Le moment de l'admission

Natacha, la trentaine, a travaillé comme psychologue clinicienne pendant dix ans dans un Ehpad privé à but lucratif, qui accueillait environ 90 résidents. Embauchée deux jours par semaine, elle a surtout vu des personnes âgées qui entrent en maison de retraite avec réticence.

"Lors des rendez-vous de pré-admissions, on essaie de nouer un début d’alliance avec la personne âgée pour qu’elle puisse investir un minimum le projet d’hébergement. Car bien souvent, c’est la famille ou le médecin traitant qui est à l’origine de cette décision."

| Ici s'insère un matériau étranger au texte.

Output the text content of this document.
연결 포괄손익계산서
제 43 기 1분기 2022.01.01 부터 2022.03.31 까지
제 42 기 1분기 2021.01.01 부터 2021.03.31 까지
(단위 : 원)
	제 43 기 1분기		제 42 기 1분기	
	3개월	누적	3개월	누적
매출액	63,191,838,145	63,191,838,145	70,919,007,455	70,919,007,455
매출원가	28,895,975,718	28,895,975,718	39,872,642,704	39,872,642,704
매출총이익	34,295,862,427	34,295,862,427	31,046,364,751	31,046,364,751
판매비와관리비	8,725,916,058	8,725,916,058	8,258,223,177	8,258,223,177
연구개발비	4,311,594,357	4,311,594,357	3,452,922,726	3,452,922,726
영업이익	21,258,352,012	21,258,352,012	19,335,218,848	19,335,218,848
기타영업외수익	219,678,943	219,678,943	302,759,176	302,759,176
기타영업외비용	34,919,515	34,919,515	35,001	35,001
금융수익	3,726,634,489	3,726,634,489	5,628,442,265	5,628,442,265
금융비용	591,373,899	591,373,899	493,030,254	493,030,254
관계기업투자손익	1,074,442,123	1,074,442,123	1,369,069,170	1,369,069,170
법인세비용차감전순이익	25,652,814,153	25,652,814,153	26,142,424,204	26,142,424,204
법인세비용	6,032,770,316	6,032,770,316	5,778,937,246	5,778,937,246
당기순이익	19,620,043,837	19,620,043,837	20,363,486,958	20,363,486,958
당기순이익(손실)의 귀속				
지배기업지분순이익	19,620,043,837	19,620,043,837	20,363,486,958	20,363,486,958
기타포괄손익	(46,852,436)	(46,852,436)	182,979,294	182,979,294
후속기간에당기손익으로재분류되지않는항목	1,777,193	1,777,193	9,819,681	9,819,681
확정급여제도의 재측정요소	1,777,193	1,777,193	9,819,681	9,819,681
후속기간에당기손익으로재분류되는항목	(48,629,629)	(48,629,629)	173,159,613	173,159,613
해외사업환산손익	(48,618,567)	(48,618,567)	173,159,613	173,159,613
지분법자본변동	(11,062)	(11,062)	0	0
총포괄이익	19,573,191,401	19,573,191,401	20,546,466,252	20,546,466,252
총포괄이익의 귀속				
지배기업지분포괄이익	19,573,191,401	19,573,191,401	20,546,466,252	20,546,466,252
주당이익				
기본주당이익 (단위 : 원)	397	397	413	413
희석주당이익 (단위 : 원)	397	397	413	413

Une expérience qui rejoint celle de Marine*, 40 ans, neuropsychologue et spécialiste en gérontologie dans le sud de la France. Parmi ses trois employeurs principaux, on retrouve un "grand groupe" qui l’embauche 40% de la semaine, une association ainsi qu’une clinique. Elle constate :

"Une fois sur deux, le placement se fait en urgence. Il résulte le plus souvent d’une chute à domicile ou du décès de l’époux ou de l’épouse, qui était l’aidant-e principal-e. Parmi les résidents que je fréquente, je dirais qu’il y a environ 5% d’entre eux qui sont entrés en Ehpad de leur propre chef."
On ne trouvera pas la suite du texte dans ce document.